More recently, Google Earth, as made available from Google, Inc., made the leap from 2D to 3D representation enabling users to “fly” (control their position and orientation) in virtual 3Dspace rather than move over the 2D surface of a map or photograph. Google Earth initially relied on topographic information to create hills, mountains, and valleys in the landscape. Recently, these 3D models added simplified extruded building models with simplified (e.g., blank gray) surfaces.
Current work in government, universities, and corporations include building camera cars to sweep through cities, using aerial camera systems, integrating laser radar (“lidar”) data, and developing the necessary computational resources to integrate all the data. Such models have been envisioned as exhibiting “ground truth,” that is, they will be verifiably accurate when compared to the physical world.

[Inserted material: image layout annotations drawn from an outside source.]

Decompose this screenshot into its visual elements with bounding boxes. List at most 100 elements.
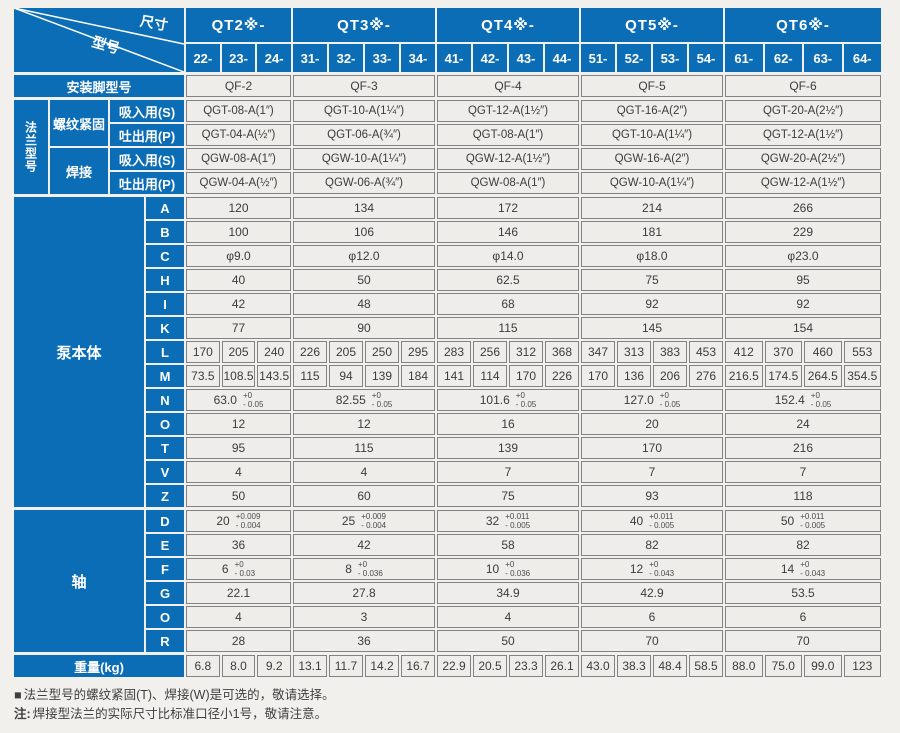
dimension-row: L 170 205 240 226 205 250 295 283 256 312 368 347 313… [146,341,881,363]
sub-header: 52- [617,44,651,72]
flange-label: 法兰型号 [14,100,48,194]
sub-header: 41- [437,44,471,72]
sub-header: 62- [764,44,802,72]
sub-header: 61- [725,44,763,72]
data-cell: 95 [186,437,291,459]
data-cell: 12 [293,413,435,435]
data-cell: QGT-20-A(2½″) [725,100,881,122]
column-group: 61- 62- 63- 64- [725,44,881,72]
data-cell: 143.5 [257,365,292,387]
data-cell: 553 [843,341,881,363]
tolerance-stack: +0- 0.036 [358,560,383,578]
data-cell: QGT-16-A(2″) [581,100,723,122]
data-cell: 16.7 [401,655,435,677]
data-cell: QGT-06-A(¾″) [293,124,435,146]
column-group: 31- 32- 33- 34- [293,44,435,72]
flange-method-label: 螺纹紧固 [50,100,108,146]
row-letter: E [146,534,184,556]
data-cell: 24 [725,413,881,435]
data-cell: 216.5 [725,365,763,387]
data-cell: 141 [437,365,471,387]
data-cell: 22.1 [186,582,291,604]
data-cell: 73.5 [186,365,220,387]
row-letter: R [146,630,184,652]
dimension-row: N 63.0 +0- 0.05 82.55 +0- 0.05 101.6 +0- 0.05 1… [146,389,881,411]
dimension-value: 152.4 [774,393,805,407]
data-cell: 170 [186,341,220,363]
column-group: 141 114 170 226 [437,365,579,387]
data-cell: 16 [437,413,579,435]
sub-header: 32- [329,44,363,72]
column-group: 216.5 174.5 264.5 354.5 [725,365,881,387]
tolerance-lower: - 0.05 [659,400,681,409]
row-letter: C [146,245,184,267]
data-cell: 4 [186,606,291,628]
footnote: ■ 法兰型号的螺纹紧固(T)、焊接(W)是可选的，敬请选择。 [14,686,900,705]
column-group: 6.8 8.0 9.2 [186,655,292,677]
data-cell: 118 [725,485,881,507]
data-cell: QGT-04-A(½″) [186,124,291,146]
flange-row: 吸入用(S) QGW-08-A(1″) QGW-10-A(1¼″) QGW-12-A(… [110,148,881,170]
data-cell: 383 [653,341,687,363]
row-letter: F [146,558,184,580]
data-cell: 25 +0.009- 0.004 [293,510,435,532]
tolerance-stack: +0- 0.043 [800,560,825,578]
data-cell: 27.8 [293,582,435,604]
data-cell: QGW-08-A(1″) [186,148,291,170]
dimension-value: 20 [216,514,230,528]
data-cell: 7 [581,461,723,483]
column-group: 283 256 312 368 [437,341,579,363]
tolerance-upper: +0 [234,559,244,569]
sub-header: 54- [689,44,723,72]
data-cell: 264.5 [804,365,842,387]
dimension-value: 12 [629,562,644,576]
data-cell: 460 [804,341,842,363]
dimension-row: A 120 134 172 214 266 [146,197,881,219]
tolerance-lower: - 0.043 [800,569,826,578]
weight-label: 重量(kg) [14,655,184,677]
data-cell: 13.1 [293,655,327,677]
data-cell: 226 [293,341,327,363]
tolerance-upper: +0.011 [649,511,674,521]
data-cell: 205 [221,341,256,363]
data-cell: QGW-12-A(1½″) [725,172,881,194]
data-cell: 170 [581,365,615,387]
data-cell: 75 [437,485,579,507]
data-cell: 82.55 +0- 0.05 [293,389,435,411]
data-cell: 172 [437,197,579,219]
data-cell: QGW-10-A(1¼″) [581,172,723,194]
dimension-row: F 6 +0- 0.03 8 +0- 0.036 10 +0- 0.036 12 +0- 0.0… [146,558,881,580]
data-cell: 347 [581,341,615,363]
sub-header: 22- [186,44,220,72]
data-cell: 206 [653,365,687,387]
data-cell: φ12.0 [293,245,435,267]
data-cell: 8.0 [221,655,256,677]
data-cell: 50 [293,269,435,291]
row-letter: G [146,582,184,604]
flange-section: 法兰型号 螺纹紧固 焊接 吸入用(S) QGT-08-A(1″) QGT-10-A(1¼″… [14,100,881,194]
data-cell: 42 [293,534,435,556]
flange-port-label: 吐出用(P) [110,124,184,146]
data-cell: 115 [293,365,327,387]
tolerance-lower: - 0.036 [357,569,383,578]
data-cell: 295 [401,341,435,363]
sub-header: 31- [293,44,327,72]
sub-header: 42- [473,44,507,72]
tolerance-lower: - 0.05 [810,400,832,409]
data-cell: 115 [437,317,579,339]
data-cell: 50 +0.011- 0.005 [725,510,881,532]
data-cell: 412 [725,341,763,363]
data-cell: QF-6 [725,75,881,97]
column-group: 226 205 250 295 [293,341,435,363]
data-cell: 108.5 [221,365,256,387]
row-letter: D [146,510,184,532]
data-cell: QGW-12-A(1½″) [437,148,579,170]
dimension-value: 63.0 [213,393,237,407]
data-cell: 3 [293,606,435,628]
data-cell: 82 [581,534,723,556]
flange-row: 吸入用(S) QGT-08-A(1″) QGT-10-A(1¼″) QGT-12-A(… [110,100,881,122]
tolerance-stack: +0- 0.05 [660,391,680,409]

So far, such 3D models have been created as closed, centralized efforts, but various methods have been developed that allow a community of users to create novel applications “on top of” them. For example, Google has made public their Application Program Interfaces (APIs) for Google Maps and Google Earth, allowing other data to be integrated, or “mashed up,” into their 2D map or 3D model. One popular “mash-up” application, Mappr, built on top of Yahoo's Flickr, allows a community of users to place their own photographic images in the location in which they were taken. But to date, such photos have only appeared as hovering “playing cards,” rather than seamless and integrated.
One solution in the prior art has been to integrate multiple images into the same model (though time artifacts, another potential problem, may occur if the multiple images are captured at different times). Another solution has been to artificially “fill in” the missing information, either by hand (like touching up a photo with a hole in the middle) or in some automated way. A great deal of research is currently underway seeking these kinds of solutions.
While prior art techniques, as described previously, have been developed, currently no techniques exist for a community of users to place their own images into these emerging rich 3D models in an integrated and seamless way, without any visible artifacts.